I'm processing a JSON file to generate two JSON files using Spark (version 1.6.1). The size of input file is about 30~40G (100M records). For the generated files, the bigger one is about 10G ~ 15G (30M records), the smaller one is about 500M ~ 750M (1.5M records). both result files are facing the below problems:
I invoked the "sort" method for the dataframe, after that performed "repartition" to merge the results into a single file. Then I checked the generated file, found in an interval the records are ordered, but the whole file is not ordered globally. e.g. the key (constructed from 3 columns) of the last record (line no 1.9M) in the file is "(ou7QDj48c, 014, 075)", but the key of a middle record in the file (line no 375K) is "(pzwzh5vm8, 003, 023)"
pzwzh5vm8 003 023
...
ou7QDj48c 014 075
When I tested code locally using a relatively small input source (input file 400K lines), such case doesn't happen at all.
My concrete code is shown below:
big_json = big_json.sort($"col1", $"col2", $"col3", $"col4")
big_json.repartition(1).write.mode("overwrite").json("filepath")

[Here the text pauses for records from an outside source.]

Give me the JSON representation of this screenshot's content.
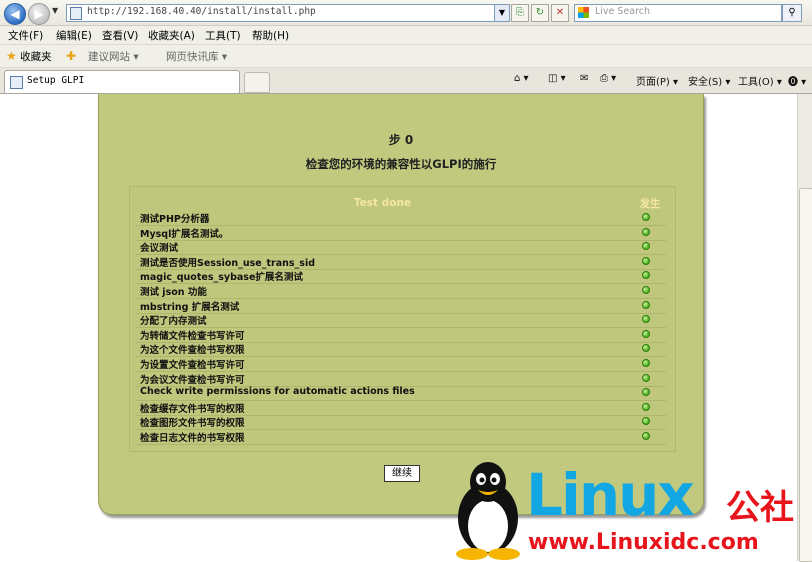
{
  "browser": {
    "url": "http://192.168.40.40/install/install.php",
    "search_placeholder": "Live Search",
    "menu": [
      {
        "label": "文件(F)"
      },
      {
        "label": "编辑(E)"
      },
      {
        "label": "查看(V)"
      },
      {
        "label": "收藏夹(A)"
      },
      {
        "label": "工具(T)"
      },
      {
        "label": "帮助(H)"
      }
    ],
    "favorites": {
      "label": "收藏夹",
      "links": [
        "建议网站 ▾",
        "网页快讯库 ▾"
      ]
    },
    "tab_title": "Setup GLPI",
    "commands": [
      "页面(P) ▾",
      "安全(S) ▾",
      "工具(O) ▾"
    ]
  },
  "page": {
    "step_title": "步 0",
    "heading": "检查您的环境的兼容性以GLPI的施行",
    "table": {
      "col_test": "Test done",
      "col_result": "发生",
      "rows": [
        {
          "label": "测试PHP分析器",
          "status": "ok"
        },
        {
          "label": "Mysql扩展名测试。",
          "status": "ok"
        },
        {
          "label": "会议测试",
          "status": "ok"
        },
        {
          "label": "测试是否使用Session_use_trans_sid",
          "status": "ok"
        },
        {
          "label": "magic_quotes_sybase扩展名测试",
          "status": "ok"
        },
        {
          "label": "测试 json 功能",
          "status": "ok"
        },
        {
          "label": "mbstring 扩展名测试",
          "status": "ok"
        },
        {
          "label": "分配了内存测试",
          "status": "ok"
        },
        {
          "label": "为转储文件检查书写许可",
          "status": "ok"
        },
        {
          "label": "为这个文件查检书写权限",
          "status": "ok"
        },
        {
          "label": "为设置文件查检书写许可",
          "status": "ok"
        },
        {
          "label": "为会议文件查检书写许可",
          "status": "ok"
        },
        {
          "label": "Check write permissions for automatic actions files",
          "status": "ok"
        },
        {
          "label": "检查缓存文件书写的权限",
          "status": "ok"
        },
        {
          "label": "检查图形文件书写的权限",
          "status": "ok"
        },
        {
          "label": "检查日志文件的书写权限",
          "status": "ok"
        }
      ]
    },
    "continue_label": "继续"
  },
  "watermark": {
    "brand": "Linux",
    "brand_cn": "公社",
    "url": "www.Linuxidc.com"
  },
  "colors": {
    "panel_bg": "#c0c97e",
    "header_text": "#f6e7a2",
    "ok_dot": "#4caf1d",
    "watermark_blue": "#12a7e3",
    "watermark_red": "#e8141b"
  }
}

Could anyone give an advice? Thank you.
(I've also noticed that this thread discussed a similar problem, but there is not a good solution till now. If this phenomenon is really resulted from repartition operation, could anyone help me to effectively transform dataframe to a single JSON file without transform it into RDD, while keep the sorted order? Thanks)
Solution:
Really appreciate for the help from @manos @eliasah and @pkrishna. I had thought about using coalesce after read your comments but after having investigated its performance I gave up the idea.
The final solution is: sort the dataframe and write into JSON, without any repartition or coalesce. After the whole work is done, call the HDFS command below
hdfs dfs -getmerge /hdfs/file/path/part* ./local.json
This command is far better than my imagine. It neither takes too much time nor too much space, and gives me a good single file. I just used head
and tail
on the huge result file and it seems totally ordered.